The benchmark 10-Year Treasury yield closed out the week at 4.6%. It was 4.50% a week ago. It was 5% 2 weeks hence. Yields have an inverse relation to price. Higher yields mean lower prices in Bondland. Of course, the reverse is true too. The Stock Market has been running in November on the back of lower yields. When yields rise, stock prices have been falling too.
The price of Oil has sunk. WTI fell 15% since the spike off the Israel attack. It has fallen to $75 per barrel. The United States is producing 18 Million barrels per day. That’s the highest ever. That might surprise many, considering it’s happening during the Biden administration. The Saudis have been cutting production in attempts to pump up the price. It hasn’t worked. Demand has slowed, which is playing a role. But both Russia and Iran have been pumping up production to generate much-needed revenues to keep their systems running. What they do with those revenues is a source of controversy and great debate. It’s not to the benefit of America. The answer is clearly playing a role in Israel and Ukraine. Presidents Biden and Xi best be talking about that in the Bay Area next week.
The one-day sell-off didn’t last. Stocks rallied into the weekend. November has been green on Wall Street. A welcome response to the previous 3-month declines. The S&P is in the midst of a pretty tight trading range as the year nears an end. 4200 has held 2 attempts in the sell-off. 4600 is the year’s high. The S&P closed Friday smack dab in the middle. We shall learn a lot more next week, and suspect the seasonal strength will remain. There are never guarantees. Friday, after the close, Moody’s put the USA on credit watch for a downgrade. This is the last remaining AAA rating. We covered this topic at length earlier in the year. Click here if you’d like to re-read.
Panda Bears left the National Zoo this week. Their leases expired. Pandas have lived there for over 50 years. This cannot be a coincidence. Beijing gifted a pair of them to the US to commemorate President Richard Nixon’s visit to China in 1972. There are only 4 pandas left in an American zoo from China. They’re living at Zoo Atlanta. That lease expires next year. If returned, it would mark the end of an era of “Panda Diplomacy.”

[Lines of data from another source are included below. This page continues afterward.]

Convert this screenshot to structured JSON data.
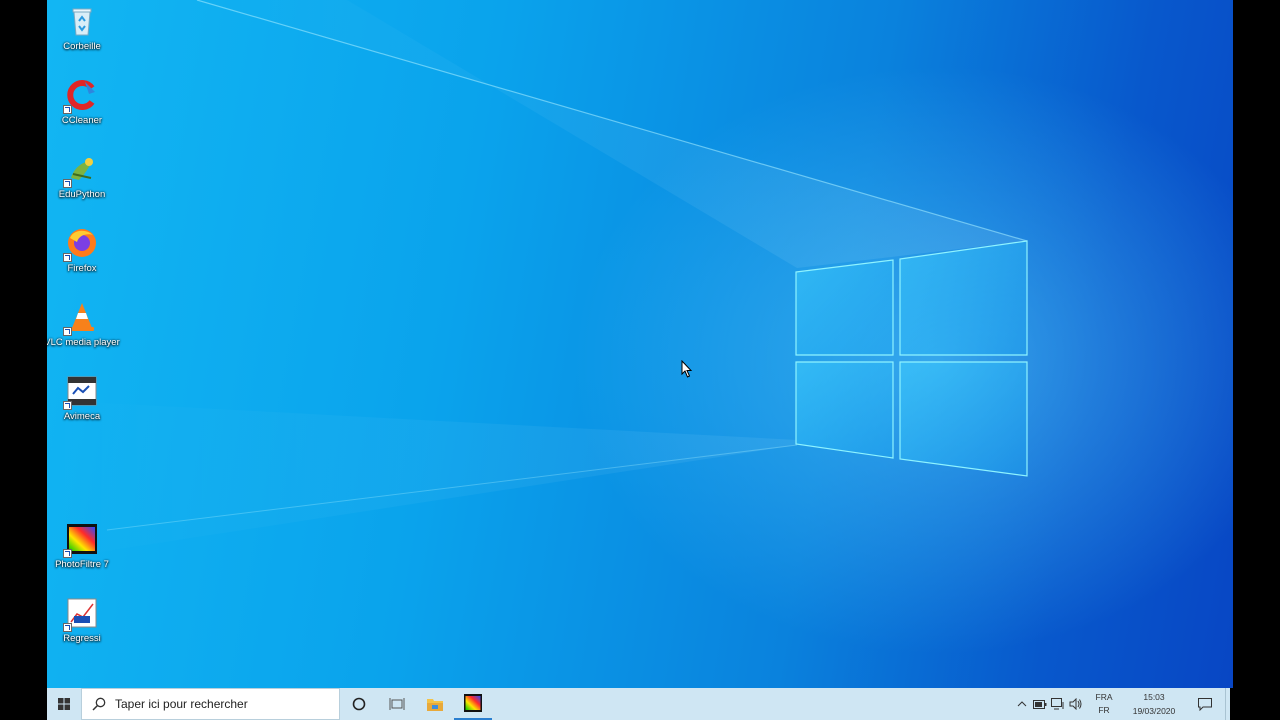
{
  "desktop": {
    "icons": [
      {
        "label": "Corbeille",
        "icon": "recycle-bin-icon"
      },
      {
        "label": "CCleaner",
        "icon": "ccleaner-icon"
      },
      {
        "label": "EduPython",
        "icon": "edupython-icon"
      },
      {
        "label": "Firefox",
        "icon": "firefox-icon"
      },
      {
        "label": "VLC media player",
        "icon": "vlc-icon"
      },
      {
        "label": "Avimeca",
        "icon": "avimeca-icon"
      },
      {
        "label": "PhotoFiltre 7",
        "icon": "photofiltre-icon"
      },
      {
        "label": "Regressi",
        "icon": "regressi-icon"
      }
    ]
  },
  "taskbar": {
    "search_placeholder": "Taper ici pour rechercher",
    "pinned": [
      "cortana-icon",
      "task-view-icon",
      "file-explorer-icon",
      "photofiltre-icon"
    ],
    "tray": {
      "language_top": "FRA",
      "language_bottom": "FR",
      "time": "15:03",
      "date": "19/03/2020"
    }
  },
  "colors": {
    "wallpaper_accent": "#0aa3ec",
    "taskbar_bg": "#cfe6f3"
  }
}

For decades, China has given the gift of panda bears to various countries in pursuit of better relations. Its origin began in 1941. China was under siege by Japan in World War II. The United States had been sending aid to the Chinese nationalist government. Madame Chiang Kai-shek, the First Lady, wanted a dramatic way of saying thank you. She sent 2 pandas to America by ship. The destination was San Francisco. Notably, the pandas were crossing the Pacific when Japan bombed Pearl Harbor. They made it through the Golden Gates safely. China changed its Panda policy in 1984. Bears were leased instead of given as a gift. This week, the lease expired in Washington. Perhaps if talks go well next week, we could see a return for the black and white critters. It could launch a new era of Panda Diplomacy, which the World could really use.
Saturday is Veterans Day. Its roots go back to World War I. The holiday grew out of the commemoration of Armistice Day, when fighting between the Allied countries and Germany ended on the 11th hour of the 11th day of the 11th month of the year. We at Bedell Frazier pay honor to those who served our great nation.
Have a nice weekend. We’ll be back, dark and early on Monday.